I don't claim to have expertise in using fish manure as fertilizer but our garden produces a bounteous crop of veggies every year.
I still think it would be worth a shot with pure waste stream chips and maybe some sand/silicates (which should be readily available on the cape). If you can get a 10 yard load of chips, mix that stuff in and passively aerate it with some good ideas on here
Maybe even strain it and sell it as a liquid fertilizer or a powdered concentrate. Like fish emulsion where very small amounts are used? If it is super high in nitrogen then selling it as a "concentrate" that gets diluted could save lots of processing time.
Tj Jefferson wrote:Nope, I try to do everything super cheap and I get free chips, but maybe someone else does. I think mixed with the perlite and fish sludge you would have a fantastic potting medium in 6-8 months. we have been discussing wood chip composting on here.
You would definitely have to turn it a few times but I think you could have a great product in bulk. You would need somewhere around 8x the wood chip mass compared with the fish shmutz. I dump carcasses in the wood chips and it works, but takes more time. Yours would degrade very quickly. They are likely paying a tipping fee- and you should be getting a portion of that too. I could charge $20 a load for chips, but I take them for free because they know they had better be CLEAN or they will be back paying to dump. My suspicion is that they are probably paying around $60 a dump liquid like that in MA.

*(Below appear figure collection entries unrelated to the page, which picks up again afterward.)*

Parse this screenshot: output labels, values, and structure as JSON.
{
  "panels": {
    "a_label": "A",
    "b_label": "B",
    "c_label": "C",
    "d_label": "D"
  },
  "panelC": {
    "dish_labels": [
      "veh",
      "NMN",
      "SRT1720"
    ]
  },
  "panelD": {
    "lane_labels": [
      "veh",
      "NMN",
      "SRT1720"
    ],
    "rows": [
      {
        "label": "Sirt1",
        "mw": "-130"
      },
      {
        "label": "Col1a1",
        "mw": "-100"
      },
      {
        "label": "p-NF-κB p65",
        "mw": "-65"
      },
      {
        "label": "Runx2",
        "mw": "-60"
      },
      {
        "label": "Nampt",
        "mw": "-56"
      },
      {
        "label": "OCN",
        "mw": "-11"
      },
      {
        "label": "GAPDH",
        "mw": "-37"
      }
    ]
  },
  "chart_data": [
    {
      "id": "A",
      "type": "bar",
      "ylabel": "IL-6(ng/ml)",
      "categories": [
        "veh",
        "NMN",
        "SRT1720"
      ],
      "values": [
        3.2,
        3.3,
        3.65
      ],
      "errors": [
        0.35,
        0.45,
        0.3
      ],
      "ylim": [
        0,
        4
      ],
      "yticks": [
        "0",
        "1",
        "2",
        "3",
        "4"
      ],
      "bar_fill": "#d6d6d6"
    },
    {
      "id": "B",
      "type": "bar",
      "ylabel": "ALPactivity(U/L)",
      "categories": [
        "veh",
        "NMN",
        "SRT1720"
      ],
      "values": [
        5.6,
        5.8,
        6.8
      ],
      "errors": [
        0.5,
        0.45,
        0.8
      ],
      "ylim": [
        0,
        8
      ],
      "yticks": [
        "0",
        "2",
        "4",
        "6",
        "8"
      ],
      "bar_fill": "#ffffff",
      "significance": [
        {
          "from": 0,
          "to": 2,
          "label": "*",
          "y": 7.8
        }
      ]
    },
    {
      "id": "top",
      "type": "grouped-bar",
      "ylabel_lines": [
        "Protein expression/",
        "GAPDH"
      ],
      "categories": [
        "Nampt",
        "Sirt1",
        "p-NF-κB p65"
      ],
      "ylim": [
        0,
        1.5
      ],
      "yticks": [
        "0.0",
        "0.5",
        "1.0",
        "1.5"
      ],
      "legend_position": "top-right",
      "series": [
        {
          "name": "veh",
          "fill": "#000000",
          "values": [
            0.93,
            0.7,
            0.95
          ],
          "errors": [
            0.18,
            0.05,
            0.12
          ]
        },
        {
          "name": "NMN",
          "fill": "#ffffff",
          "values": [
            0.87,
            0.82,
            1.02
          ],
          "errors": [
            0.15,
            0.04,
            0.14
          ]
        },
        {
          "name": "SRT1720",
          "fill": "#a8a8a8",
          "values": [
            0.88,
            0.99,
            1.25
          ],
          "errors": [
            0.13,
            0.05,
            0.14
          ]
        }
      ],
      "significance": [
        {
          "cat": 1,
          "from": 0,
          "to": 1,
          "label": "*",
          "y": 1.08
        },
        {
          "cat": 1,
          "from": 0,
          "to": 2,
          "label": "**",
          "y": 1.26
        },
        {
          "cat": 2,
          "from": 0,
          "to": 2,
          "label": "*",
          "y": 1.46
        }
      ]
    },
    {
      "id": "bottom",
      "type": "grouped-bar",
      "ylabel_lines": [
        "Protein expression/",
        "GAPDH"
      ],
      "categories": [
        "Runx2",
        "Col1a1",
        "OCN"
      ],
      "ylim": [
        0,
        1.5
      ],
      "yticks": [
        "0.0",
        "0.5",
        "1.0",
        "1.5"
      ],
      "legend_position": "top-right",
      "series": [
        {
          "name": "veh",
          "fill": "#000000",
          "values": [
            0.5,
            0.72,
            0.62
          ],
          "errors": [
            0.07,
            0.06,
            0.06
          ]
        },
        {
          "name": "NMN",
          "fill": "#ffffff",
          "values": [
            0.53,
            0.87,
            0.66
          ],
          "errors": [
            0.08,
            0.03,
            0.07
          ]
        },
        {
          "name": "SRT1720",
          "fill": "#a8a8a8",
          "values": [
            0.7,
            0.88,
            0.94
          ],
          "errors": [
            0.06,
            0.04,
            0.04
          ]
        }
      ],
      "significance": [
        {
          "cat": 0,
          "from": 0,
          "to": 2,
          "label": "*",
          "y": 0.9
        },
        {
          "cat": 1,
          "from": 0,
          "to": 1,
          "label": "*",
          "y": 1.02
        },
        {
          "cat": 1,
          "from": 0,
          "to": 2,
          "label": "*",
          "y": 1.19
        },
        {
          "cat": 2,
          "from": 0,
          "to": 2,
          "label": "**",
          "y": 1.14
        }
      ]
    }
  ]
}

and yes, thats a lot of chips. Like hundreds of yards if you are getting 600 gallons a week. It is doable if you have the space. Potting soil sells for about $100/yard in bulk, so most places make their own from bark, coir, sand, perlite and peat or similar mixtures. None of those are cheap though, and most are not biologically very active. Additionally, there would be some (maybe a lot) of mycoremediation of the antibiotics if you used an appropriate fungal tea, if they are using them. you may need to protect your groundwater from getting contaminated. Definitely not something minor but something absolutely awesome to do for the environment if they are otherwise dumping this stuff.
I am making mine from composted chips and I add in 1/4 dirt. Perlite alone is pretty valuable, I wish I had that deal!
This could be a waste stream business! My hero!
Tj Jefferson wrote:Mix it with wood chips and sell it as potting soil. You win from both the perlite and nitrogen. Thats a great resource. Are there any nurseries you could contract with locally to provide them with it? Potting soil sells at a premium.
stephen lowe wrote:I'm not sure what fish manure is. Is it a byproduct of some sort of fish farm? The only thing I would be worried about if it is from a fish farm is antibiotics/other weird chemicals being fed to the fish. Also why is it mixed with perlite?